Originally Posted by **LittleWing** Yes I know my physics professor is very vague with his questions..thank you for answering and decyphering my cryptic question.
Here is another attempt at the second question....
Ball is dropped from a building and it takes twice as long for the ball to drop off the last 500m as it does for the ball to drop the first 'h' meters. Determine H..... T(2)= T(1) x 2 |

I would do this in a few steps (for the sake of clarity.)

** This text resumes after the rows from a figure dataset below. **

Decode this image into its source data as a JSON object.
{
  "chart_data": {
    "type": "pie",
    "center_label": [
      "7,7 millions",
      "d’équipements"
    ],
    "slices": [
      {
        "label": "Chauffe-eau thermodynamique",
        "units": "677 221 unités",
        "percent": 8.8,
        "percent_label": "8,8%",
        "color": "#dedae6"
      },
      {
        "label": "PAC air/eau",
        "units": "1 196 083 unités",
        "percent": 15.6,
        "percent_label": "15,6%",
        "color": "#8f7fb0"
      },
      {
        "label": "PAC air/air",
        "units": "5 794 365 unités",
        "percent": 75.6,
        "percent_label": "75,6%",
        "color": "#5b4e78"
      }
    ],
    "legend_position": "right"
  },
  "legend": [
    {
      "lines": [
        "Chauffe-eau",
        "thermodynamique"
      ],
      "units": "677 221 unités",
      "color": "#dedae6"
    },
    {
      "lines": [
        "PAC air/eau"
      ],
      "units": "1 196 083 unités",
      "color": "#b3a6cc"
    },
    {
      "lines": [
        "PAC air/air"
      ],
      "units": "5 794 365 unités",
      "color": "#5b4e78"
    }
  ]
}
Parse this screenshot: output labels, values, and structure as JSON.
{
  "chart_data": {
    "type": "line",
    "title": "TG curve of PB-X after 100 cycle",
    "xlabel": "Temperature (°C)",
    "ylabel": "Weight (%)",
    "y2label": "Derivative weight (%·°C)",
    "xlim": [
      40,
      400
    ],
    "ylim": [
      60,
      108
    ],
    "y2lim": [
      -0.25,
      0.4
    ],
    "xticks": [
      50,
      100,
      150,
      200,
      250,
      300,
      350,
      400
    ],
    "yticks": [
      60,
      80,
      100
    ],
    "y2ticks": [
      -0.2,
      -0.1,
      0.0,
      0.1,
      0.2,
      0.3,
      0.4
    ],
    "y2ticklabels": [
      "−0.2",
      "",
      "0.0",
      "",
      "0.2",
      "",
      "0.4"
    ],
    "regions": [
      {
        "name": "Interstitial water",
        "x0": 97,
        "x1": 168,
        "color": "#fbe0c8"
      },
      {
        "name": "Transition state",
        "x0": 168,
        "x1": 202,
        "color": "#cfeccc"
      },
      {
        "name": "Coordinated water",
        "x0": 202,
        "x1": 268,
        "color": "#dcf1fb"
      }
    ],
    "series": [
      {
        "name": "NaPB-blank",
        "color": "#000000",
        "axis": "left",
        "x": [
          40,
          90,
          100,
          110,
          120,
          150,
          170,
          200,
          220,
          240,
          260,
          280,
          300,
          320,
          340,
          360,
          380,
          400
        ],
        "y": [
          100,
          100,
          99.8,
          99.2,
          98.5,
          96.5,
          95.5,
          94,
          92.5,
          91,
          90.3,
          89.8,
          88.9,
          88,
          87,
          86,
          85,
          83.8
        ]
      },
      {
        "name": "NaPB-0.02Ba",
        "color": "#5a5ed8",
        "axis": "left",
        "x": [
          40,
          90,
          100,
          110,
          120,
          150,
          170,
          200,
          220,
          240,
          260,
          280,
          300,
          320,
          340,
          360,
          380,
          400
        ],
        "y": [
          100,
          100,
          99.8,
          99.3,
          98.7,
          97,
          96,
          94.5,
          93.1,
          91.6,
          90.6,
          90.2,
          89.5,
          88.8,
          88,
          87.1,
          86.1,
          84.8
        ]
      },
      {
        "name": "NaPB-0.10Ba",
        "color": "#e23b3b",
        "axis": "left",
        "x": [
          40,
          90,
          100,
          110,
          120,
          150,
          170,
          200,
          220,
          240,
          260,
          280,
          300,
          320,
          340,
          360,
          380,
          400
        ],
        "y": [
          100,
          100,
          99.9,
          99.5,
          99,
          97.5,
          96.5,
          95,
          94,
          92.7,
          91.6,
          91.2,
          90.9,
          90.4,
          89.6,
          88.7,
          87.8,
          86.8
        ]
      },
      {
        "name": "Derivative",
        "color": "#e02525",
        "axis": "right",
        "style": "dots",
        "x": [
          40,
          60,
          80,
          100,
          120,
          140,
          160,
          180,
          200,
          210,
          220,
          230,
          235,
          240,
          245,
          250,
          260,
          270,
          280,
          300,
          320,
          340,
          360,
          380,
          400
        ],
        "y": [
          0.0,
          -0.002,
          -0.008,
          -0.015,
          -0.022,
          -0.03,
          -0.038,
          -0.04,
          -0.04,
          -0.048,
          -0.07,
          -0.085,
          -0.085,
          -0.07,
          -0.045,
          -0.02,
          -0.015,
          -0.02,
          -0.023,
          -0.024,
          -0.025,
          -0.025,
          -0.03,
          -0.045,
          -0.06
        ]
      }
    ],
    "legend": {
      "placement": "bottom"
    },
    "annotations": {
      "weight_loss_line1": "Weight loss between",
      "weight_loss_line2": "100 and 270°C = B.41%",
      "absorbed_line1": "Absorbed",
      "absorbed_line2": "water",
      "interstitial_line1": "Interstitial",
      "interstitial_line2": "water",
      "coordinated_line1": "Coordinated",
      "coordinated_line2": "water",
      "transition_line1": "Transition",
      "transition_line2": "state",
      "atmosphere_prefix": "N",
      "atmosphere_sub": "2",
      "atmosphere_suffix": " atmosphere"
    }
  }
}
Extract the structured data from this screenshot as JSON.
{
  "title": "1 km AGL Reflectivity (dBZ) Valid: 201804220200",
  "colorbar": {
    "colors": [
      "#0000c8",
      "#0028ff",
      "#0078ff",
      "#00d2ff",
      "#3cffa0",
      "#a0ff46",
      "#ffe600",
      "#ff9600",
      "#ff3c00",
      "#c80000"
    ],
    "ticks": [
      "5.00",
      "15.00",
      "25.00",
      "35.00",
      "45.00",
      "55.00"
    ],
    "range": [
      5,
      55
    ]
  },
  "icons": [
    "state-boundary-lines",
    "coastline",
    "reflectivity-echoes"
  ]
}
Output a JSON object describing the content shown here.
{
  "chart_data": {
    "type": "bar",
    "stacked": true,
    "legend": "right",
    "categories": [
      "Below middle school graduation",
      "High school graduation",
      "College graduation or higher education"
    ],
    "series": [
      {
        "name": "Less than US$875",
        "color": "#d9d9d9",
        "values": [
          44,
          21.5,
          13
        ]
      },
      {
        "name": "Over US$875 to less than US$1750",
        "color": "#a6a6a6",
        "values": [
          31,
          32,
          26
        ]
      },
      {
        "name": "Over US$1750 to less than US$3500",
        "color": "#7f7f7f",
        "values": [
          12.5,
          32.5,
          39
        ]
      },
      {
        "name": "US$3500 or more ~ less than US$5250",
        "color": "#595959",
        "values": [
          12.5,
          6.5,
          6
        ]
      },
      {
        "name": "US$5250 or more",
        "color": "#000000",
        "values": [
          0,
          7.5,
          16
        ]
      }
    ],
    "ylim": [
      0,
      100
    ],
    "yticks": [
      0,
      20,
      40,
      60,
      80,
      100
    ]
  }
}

Let the height of the building be H. When the ball is at 500 m, let this be at time T. Then we know that

y = y0 + v0*t + (1/2)at^2 gives:

500 = H - (1/2)*gT^2

We need another equation in H and T to solve this. So let's take the second part. The initial time is T and the final time is T + 2T = 3T. The ball starts at y0 = 500 m. So we have

y = y0 + v0*(t - t0) + (1/2)a(t - t0)^2

(This equation is the same as y = y0 + v0*t + (1/2)at^2 with the exception of a "displaced" time variable.)

So

0 = 500 + v0*(2T) - (1/2)g*(2T)^2

Notice that the v0 in this equation is equal to the final v in the first part. So we need v from the first part:

v = v0 + at

v = -gT

Putting this v into the equation for the second part of the fall we get as v0:

0 = 500 + (-gT)*(2T) - (1/2)g*(2T)^2

This is an equation for T. From here we can get H:

500 = H - (1/2)gT^2

and then h:

H = h + 500

-Dan